Why would anyone buy Treasury bills?

Treasury securities are considered a safe and secure investment option because the full faith and credit of the U.S. government guarantees that interest and principal payments will be paid on time. Also, most Treasury securities are liquid, which means they can easily be sold for cash.

Are bonds or CDs better right now?

Currently, Treasuries maturing in less than a year yield more than CDs. However, at maturities of one year and beyond, CDs yield a little more before taxes. Therefore, all things considered, it likely makes more sense to choose Treasuries over CDs for shorter-term investments, but it depends on your situation.

When to purchase T-bills?

Treasury Bills

4-week and 8-week bills are offered each week. Except for holidays or special circumstances, the offering is announced on Tuesday, the bills are auctioned on Thursday, and they are issued on the following Tuesday. 13-week and 26-week bills are offered each week.

Are CDs safe if the market crashes?

CDs are one option that can help protect your investment from times of turmoil by providing stable income. The returns gained from these investments usually won't be as high as those provided by stocks but they can serve as a cushion to balance your portfolio and keep it afloat when the market is down in the dumps.

Are T-bills FDIC insured?

The FDIC does not insure U.S. Treasury bills, bonds or notes, but these investments are backed by the full faith and credit of the United States government.

Are 6 month T-bills a good investment?

Treasury bills are good investments for individuals looking to make a large purchase in a short timeline, as the money will only be tied-up for at most a year. Although T-bills don't typically earn as much as other securities, or in some cases CDs, they still offer higher returns than traditional savings accounts.

How much will I make on a 4 week treasury bill?

4 Week Treasury Bill Rate is at 4.25%, compared to 4.24% the previous market day and 5.27% last year. This is higher than the long term average of 1.52%. The 4 Week Treasury Bill Rate is the yield received for investing in a US government issued treasury bill that has a maturity of 4 weeks.

Is there a limit on T-bills you can buy?

For example, you can purchase: $10 million each in 4-, 8-, 13-, 26-, and 52-week Treasury bills, $10 million each in 2-, 3-, 5-, 7-, and 10-year Treasury notes, $10 million in 30-year Treasury bonds, $10 million in 2-year Floating Rate Notes, and $10 million each in 5-, 10-, and 30-year Treasury TIPS.

Do I pay tax on T-bills?

Key Takeaways

Interest from Treasury bills (T-bills) is subject to federal income taxes but not state or local taxes.

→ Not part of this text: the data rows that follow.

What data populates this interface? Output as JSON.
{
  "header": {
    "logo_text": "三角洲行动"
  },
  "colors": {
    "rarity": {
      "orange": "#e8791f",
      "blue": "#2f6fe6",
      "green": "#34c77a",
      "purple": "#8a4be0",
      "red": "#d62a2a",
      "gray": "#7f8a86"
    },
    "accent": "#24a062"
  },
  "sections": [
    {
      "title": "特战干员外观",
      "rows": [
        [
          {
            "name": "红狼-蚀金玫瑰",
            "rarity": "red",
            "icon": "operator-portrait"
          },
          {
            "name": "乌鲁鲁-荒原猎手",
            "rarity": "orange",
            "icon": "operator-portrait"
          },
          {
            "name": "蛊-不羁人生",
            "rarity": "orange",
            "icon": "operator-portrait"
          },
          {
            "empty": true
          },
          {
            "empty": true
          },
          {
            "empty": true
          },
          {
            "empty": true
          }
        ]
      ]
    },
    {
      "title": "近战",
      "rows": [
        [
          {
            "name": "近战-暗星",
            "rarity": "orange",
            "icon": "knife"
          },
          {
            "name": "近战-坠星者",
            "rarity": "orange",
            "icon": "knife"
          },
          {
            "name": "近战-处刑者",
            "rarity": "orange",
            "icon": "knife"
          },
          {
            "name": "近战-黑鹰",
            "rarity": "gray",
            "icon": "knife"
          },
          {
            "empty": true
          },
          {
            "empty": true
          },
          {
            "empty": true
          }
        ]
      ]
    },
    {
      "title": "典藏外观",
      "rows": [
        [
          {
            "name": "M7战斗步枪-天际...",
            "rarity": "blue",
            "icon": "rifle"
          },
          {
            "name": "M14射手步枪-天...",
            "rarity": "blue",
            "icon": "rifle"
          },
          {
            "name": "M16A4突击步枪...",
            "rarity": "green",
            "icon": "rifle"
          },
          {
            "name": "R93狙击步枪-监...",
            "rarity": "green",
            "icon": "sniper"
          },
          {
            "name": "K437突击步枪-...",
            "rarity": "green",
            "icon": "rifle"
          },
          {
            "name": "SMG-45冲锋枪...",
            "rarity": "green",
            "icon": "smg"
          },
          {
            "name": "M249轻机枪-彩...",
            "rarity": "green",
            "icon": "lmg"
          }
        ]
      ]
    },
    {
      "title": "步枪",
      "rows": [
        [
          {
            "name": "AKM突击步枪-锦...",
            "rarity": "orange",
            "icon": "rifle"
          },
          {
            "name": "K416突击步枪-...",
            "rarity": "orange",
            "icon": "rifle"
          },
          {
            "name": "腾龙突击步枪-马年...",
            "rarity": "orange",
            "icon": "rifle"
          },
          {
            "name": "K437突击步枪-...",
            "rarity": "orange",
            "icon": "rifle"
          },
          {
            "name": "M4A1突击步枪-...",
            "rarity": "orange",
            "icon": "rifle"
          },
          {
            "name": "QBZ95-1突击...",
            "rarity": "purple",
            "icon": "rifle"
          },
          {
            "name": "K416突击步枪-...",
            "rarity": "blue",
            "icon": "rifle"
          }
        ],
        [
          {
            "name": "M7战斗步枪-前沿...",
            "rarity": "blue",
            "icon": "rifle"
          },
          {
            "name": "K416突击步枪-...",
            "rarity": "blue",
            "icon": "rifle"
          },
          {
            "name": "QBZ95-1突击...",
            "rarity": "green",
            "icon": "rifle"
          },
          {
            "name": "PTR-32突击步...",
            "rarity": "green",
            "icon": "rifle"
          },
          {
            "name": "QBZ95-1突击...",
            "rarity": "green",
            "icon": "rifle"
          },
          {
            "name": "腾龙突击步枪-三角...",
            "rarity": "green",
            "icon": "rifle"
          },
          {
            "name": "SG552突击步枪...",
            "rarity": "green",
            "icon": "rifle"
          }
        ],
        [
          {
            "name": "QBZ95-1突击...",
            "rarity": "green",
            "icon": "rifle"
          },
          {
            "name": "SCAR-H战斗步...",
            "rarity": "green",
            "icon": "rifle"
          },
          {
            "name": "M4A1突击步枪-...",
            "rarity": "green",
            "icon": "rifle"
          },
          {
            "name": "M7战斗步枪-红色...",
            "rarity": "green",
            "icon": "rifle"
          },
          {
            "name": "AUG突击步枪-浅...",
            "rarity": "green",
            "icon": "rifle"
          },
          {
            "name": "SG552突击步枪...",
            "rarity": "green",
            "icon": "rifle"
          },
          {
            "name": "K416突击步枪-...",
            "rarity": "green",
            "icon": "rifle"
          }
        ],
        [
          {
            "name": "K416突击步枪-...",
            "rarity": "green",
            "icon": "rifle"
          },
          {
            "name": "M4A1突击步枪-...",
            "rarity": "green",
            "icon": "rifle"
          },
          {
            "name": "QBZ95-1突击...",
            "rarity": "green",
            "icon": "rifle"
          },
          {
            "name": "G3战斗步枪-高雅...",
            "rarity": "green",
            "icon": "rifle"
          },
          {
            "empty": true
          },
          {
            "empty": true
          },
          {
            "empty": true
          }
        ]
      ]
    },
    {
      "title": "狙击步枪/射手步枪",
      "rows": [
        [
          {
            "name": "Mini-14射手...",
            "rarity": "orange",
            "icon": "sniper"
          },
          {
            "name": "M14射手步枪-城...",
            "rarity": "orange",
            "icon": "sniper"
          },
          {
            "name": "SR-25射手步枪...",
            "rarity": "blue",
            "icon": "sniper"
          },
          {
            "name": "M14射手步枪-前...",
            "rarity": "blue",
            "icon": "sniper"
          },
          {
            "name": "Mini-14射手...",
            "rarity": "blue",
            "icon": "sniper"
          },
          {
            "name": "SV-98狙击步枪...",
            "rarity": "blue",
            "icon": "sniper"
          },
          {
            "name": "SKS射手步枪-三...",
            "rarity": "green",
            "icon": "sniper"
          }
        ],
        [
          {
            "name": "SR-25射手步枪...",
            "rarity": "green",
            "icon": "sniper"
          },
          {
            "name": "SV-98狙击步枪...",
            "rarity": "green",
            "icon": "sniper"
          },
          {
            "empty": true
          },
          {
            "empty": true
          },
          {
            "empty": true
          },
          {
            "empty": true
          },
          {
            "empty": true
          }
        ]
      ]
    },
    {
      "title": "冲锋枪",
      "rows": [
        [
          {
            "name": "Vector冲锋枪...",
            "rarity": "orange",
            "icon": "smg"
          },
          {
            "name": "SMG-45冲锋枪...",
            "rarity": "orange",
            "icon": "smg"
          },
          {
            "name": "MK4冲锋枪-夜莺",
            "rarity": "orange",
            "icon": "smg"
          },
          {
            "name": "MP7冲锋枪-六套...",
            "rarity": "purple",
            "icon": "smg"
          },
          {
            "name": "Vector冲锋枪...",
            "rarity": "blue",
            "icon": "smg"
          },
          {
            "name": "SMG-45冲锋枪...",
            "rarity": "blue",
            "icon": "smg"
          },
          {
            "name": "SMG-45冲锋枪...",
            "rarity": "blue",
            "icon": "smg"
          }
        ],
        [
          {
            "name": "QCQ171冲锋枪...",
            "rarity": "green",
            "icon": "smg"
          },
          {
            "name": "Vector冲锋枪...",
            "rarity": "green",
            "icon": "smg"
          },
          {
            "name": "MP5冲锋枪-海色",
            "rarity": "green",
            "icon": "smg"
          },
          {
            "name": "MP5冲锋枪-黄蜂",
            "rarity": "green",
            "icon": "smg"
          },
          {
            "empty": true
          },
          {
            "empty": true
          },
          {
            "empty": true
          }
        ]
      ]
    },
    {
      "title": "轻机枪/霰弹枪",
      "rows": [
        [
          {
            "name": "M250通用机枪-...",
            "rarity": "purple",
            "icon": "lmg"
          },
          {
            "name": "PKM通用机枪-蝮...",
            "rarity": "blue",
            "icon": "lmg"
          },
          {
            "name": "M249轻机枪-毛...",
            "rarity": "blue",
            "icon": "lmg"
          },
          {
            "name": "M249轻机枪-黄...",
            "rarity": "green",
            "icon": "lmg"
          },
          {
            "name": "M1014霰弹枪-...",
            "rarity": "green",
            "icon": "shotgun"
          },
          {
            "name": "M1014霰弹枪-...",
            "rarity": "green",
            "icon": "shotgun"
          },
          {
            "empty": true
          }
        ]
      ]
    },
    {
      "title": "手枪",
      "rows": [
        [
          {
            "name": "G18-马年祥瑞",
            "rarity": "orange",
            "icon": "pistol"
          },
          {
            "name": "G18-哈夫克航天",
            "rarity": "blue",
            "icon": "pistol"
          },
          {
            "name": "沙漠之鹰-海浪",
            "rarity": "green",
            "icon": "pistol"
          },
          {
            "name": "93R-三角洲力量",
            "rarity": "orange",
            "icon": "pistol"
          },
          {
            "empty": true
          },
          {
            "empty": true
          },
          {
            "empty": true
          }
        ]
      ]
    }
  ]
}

The interest income received in a year is recorded on Form 1099-INT. Investors can opt to have up to 50% of their Treasury bills' interest earnings automatically withheld.

Is there a fee to buy Treasury bills?

To buy new issue T-Bills, you can do so through TreasuryDirect.gov, the primary market, which charges no fees, or through a bank, broker or dealer, which likely bills you a fee or commission or both.

How much can you make on a 3 month treasury bill?

3 Month Treasury Rate is at 4.37%, compared to 4.36% the previous market day and 5.45% last year. This is higher than the long term average of 2.75%.

Are Treasury bills safer than CDs?

Both CDs and Treasury bills are safe options that can help you grow your money faster. Which tool is better for you depends on your goals, how liquid you need your money to be, and time horizon.

Can I buy a T-bill at a bank?

T-bills sell in increments of $100 up to a maximum of $10 million, and you can buy them directly from the government through its TreasuryDirect website, or through a brokerage, bank or self-directed retirement account, like a Roth IRA.

Are T-bills automatically reinvested?

Scheduling and Editing Reinvestments

When your bill matures, the proceeds will be reinvested or used to purchase the next available security of the same type and term as the original purchase.

How to buy Treasury bills for beginners?

Go to your TreasuryDirect account. Choose the Buy Direct tab. Follow the prompts to choose the security you want, specify the amount you want to buy, and fill in the information required.